The IPN’s Office of Search and Identification – a team of experts searching for burial places of victims of totalitarian regimes and ethnic cleansing in the years 1917–1989 – has unearthed the remains of two more people on the site of the communist detention and interrogation centre in Namysłowska Street in Warsaw’s Praga District. In the spring of this year, the Office located three bodies, but many more – mainly members of the Home Army and National Armed Forces – are believed to have been buried on the prison grounds.
“Toledo”, as the place was dubbed, was one of several such facilities in Warsaw, established as soon as the Soviets installed themselves in the Polish capital. Initially run and staffed by the NKVD, it served the purpose of interrogation and elimination of members of the underground organizations loyal to the legal Government, people perceived as an obstacle to communist plans of dominating of the country.
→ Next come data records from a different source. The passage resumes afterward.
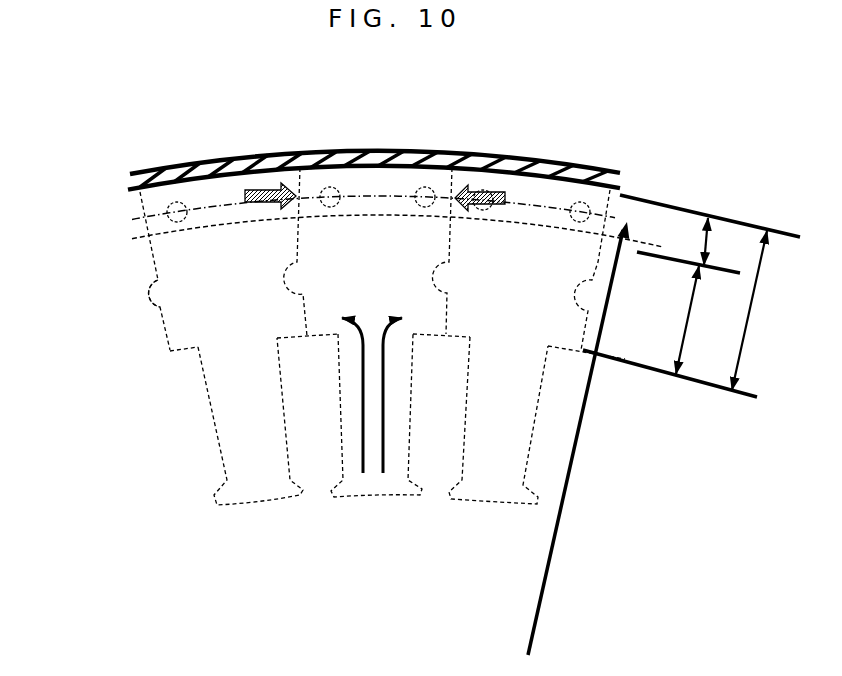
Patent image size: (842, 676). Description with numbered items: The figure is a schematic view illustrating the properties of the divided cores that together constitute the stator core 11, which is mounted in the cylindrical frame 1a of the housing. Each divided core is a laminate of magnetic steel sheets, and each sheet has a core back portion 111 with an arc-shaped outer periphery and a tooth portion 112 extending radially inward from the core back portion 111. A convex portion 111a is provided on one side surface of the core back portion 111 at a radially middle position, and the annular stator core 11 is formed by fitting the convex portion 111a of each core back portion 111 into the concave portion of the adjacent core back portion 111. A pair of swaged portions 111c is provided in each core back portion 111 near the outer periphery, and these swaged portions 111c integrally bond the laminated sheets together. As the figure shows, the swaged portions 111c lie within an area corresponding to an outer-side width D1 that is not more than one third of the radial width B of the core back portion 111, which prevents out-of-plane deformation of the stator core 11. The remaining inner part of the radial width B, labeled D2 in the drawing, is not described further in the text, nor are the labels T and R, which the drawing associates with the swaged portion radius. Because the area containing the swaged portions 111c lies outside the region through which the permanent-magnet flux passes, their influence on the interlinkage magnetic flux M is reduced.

The stator core 11 is at (176, 118).
The cylindrical frame 1a is at (153, 173).
The core back portion 111 is at (208, 309).
The convex portion 111a is at (153, 300).
The swaged portions 111c is at (425, 188).
The tooth portion 112 is at (242, 473).
The pressing direction / fastening T is at (483, 191).
The interlinkage magnetic flux M is at (368, 468).
The swaged portion radius R is at (578, 449).
The outer-side width D1 is at (703, 243).
The distance D2 is at (678, 353).
The radial width B is at (752, 310).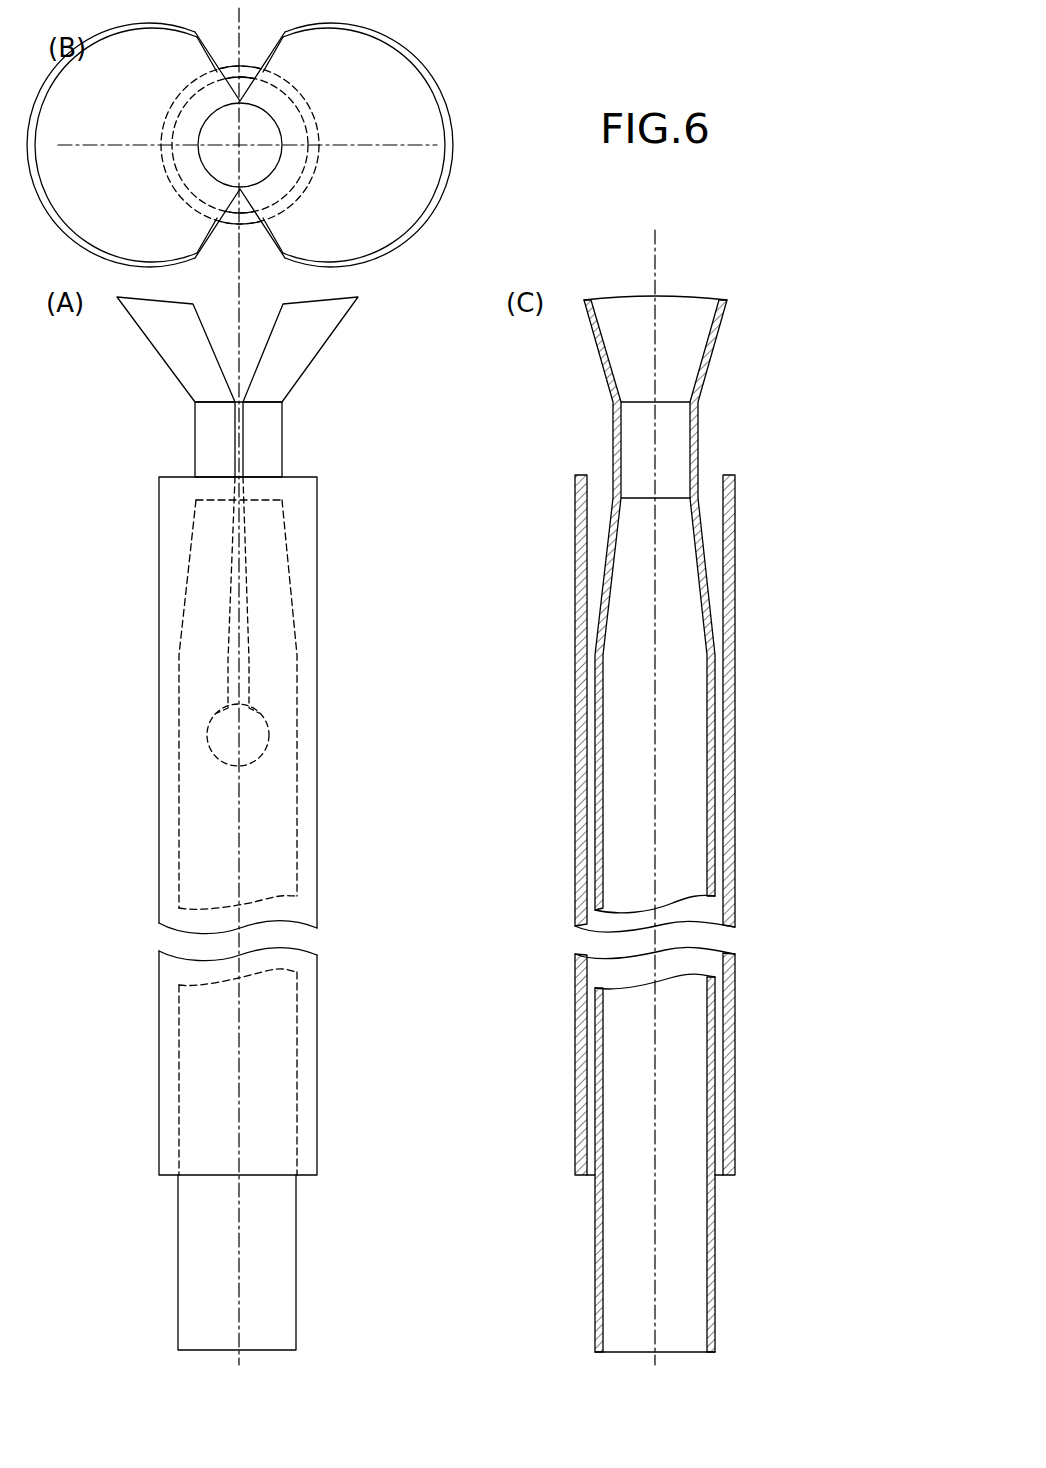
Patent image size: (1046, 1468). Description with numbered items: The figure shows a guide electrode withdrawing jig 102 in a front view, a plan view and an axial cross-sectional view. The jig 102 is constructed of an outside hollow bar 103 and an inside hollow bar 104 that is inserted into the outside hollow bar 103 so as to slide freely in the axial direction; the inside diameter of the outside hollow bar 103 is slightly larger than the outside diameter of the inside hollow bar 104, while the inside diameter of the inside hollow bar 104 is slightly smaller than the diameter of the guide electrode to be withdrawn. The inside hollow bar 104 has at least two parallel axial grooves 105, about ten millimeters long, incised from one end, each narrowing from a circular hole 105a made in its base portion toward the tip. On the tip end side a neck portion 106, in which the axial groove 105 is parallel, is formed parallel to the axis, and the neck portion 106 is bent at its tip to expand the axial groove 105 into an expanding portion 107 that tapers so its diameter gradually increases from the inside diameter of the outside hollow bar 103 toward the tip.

The guide electrode withdrawing jig 102 is at (340, 565).
The outside hollow bar 103 is at (159, 748).
The inside hollow bar 104 is at (179, 843).
The axial groove 105 is at (248, 686).
The circular hole 105a is at (257, 732).
The neck portion 106 is at (195, 438).
The expanding portion 107 is at (313, 359).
The prison gained notoriety as a torture chamber and execution ground immediately after it started operation: some people murdered during interrogation or afterwards were secretly buried in Lot ”Ł”, commonly referred to as “Łączka”(Meadow), located on the southern edge of the Powązki Military Cemetery, but most bodies were dumped into the ditch on site, and then covered with lime, rubbish, and soil. That’s where the IPN’s experts are expecting to find more remains.
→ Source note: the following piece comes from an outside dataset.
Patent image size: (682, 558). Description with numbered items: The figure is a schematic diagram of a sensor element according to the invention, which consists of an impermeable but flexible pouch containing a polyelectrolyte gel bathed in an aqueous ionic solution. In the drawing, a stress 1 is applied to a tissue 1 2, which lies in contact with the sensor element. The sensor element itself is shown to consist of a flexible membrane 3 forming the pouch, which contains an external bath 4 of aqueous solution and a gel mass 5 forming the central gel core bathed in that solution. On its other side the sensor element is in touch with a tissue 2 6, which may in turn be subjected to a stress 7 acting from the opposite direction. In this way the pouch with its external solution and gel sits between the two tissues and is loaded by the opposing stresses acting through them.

The Office Head and the IPN’s Deputy President Krzysztof Szwagrzyk said, "The bodies we found today are a clear sign that the properties occupied by the communist authorities after the war need to be meticulously examined, because on many occasions bodies of the murdered were concealed on their grounds. What is important in this particular case is that we have found two more, and they will no longer lie in a nameless pit."
The "Toledo” prison, established and initially run by the Soviets, was soon taken over by Polish communist Security Service, which used it for the same purpose and in the same manner until 1956.